I bought this book forever ago and it took a while for me to pick it up. When I did pick it up it was a quick read and although it wasn’t as suspenseful as I’d hoped for, it wasn’t bad.

Oh, isn’t horrible that I read this so long ago, I don’t have much to say about it? Bah. What I can recall, Cass didn’t seem to be all that likable and Polly has some crackers loose and she terrified me by the end of the book.

I also found Alice to be a little crazy, but I can understand how she had so many emotions going on that she was a little bit manic in her decisions. I didn’t feel sorry for her, because I think she shouldn’t have kept so many secrets in the first place, but I could see reason for her actions more than others.

Mostly, I found this story to be a depressing example of how people can behave when it comes to bullying. Bullying went many ways in this story and although that’s probably not what I was supposed to take away from it, it’s what I felt in the end.

What a messed up bunch of people. Geez.

Since I have been taking forever to read books and get into books (I have so many started, with bookmarks in them, but nothing’s sticking…) this was an escape for a few hours, even if it didn’t really wow me, I was able to read it cover to cover. Good job, book!
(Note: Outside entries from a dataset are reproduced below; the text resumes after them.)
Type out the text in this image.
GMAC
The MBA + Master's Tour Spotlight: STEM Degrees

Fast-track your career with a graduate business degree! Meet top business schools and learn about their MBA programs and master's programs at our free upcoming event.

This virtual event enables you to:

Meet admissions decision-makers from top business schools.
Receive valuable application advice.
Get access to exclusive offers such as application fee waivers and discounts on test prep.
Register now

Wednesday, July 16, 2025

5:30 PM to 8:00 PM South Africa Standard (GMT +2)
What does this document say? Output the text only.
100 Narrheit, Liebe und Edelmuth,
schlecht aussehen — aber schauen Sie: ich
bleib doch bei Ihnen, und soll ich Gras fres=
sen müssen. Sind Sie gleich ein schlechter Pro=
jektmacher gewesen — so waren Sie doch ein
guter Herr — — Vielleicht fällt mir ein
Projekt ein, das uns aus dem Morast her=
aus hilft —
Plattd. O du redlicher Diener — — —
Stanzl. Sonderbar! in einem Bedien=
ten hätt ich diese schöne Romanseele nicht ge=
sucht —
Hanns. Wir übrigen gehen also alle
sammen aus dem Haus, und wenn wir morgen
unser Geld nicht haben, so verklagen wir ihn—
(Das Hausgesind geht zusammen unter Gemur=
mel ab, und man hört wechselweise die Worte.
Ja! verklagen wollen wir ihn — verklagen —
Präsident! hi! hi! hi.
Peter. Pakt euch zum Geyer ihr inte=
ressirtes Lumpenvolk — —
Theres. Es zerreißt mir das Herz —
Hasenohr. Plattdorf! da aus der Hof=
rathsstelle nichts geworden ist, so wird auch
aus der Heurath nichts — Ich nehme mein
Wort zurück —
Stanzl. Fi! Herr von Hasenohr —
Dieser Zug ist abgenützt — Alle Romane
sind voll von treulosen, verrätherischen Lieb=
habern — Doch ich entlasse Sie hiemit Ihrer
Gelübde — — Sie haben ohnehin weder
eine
Double Crossed: A Spies and Thieves Story

Double Crossed: A Spies and Thieves Story (Gallagher Girls, #5.5; Heist Society, #2.5)
by Ally Carter

Macey McHenry—Glamorous society girl or spy-in-training?

W.W. Hale V—Heir to an American dynasty or master thief?

There are two sides to every coin. Whether these two can work together is a tossup.

Born into privilege, Macey and Hale are experts at mingling with the upper class. But even if they’ve never raised an eyebrow at the glitz, neither teenager has ever felt at home with the glamour.

When Macey and Hale meet at a society gala, the party takes a dangerous turn. Suddenly they’re at the center of a hostage situation, and it’s up to them to stop the thugs from becoming hostile. Will Macey’s spy skills and Hale’s con-man ways be enough to outsmart a ruthless gang? Or will they have to seek out the ultimate inside girl to help? (goodreads.com)

Ok, so I have read (and I LOVE) the Gallagher Girls series by Ally Carter and I have not yet read the Heist Society books, but since this was a free eBook I thought I’d try it out.

This is a very quick read, being a novella and all. It also isn’t all that WOWing. I mean, it has all the elements you expect from the GG series, mystery, snarky dialogue, the fact that the teens figure out the situation, etc. I don’t know anything about the Heist Society characters, but I’d imagine they are similar. I couldn’t connect to Hale at all and I am sure that this is because I have no backstory on him so he was just sort of… there… to me.

I didn’t really expect much from the story because it’s hard to tell a story with twists and turns in a short format, so everything played out exactly as I thought it would. And as much as I love Macey as a character, I didn’t feel the Macey love in this story.

It was entertaining and it allowed me to read a book start to finish without putting it down, which is something I haven’t been able to do in a long time. It was what I needed at the time I read it – which was almost following the last GG book. I’m not entirely sold on wanting to try the Heist Society novels from this story. I don’t think I liked Kat all that much in the little intro to her I got. I thought that she and Hale seemed smug and not all that likeable? Is this the case?

I am glad I picked this up though and it was a pretty cute, quickie of a mystery. I think I’d have liked it more if it was a full-length mystery novel though. I like my stories to have some more depth, which you can’t really get in novella format (at least that I have experienced.)

I don’t feel like writing out all the titles of the GG  and HS series. This falls in-between those books, but there’s not much of a connection to any of the GG books themselves. I don’t think you need to read this to enjoy the full series themselves.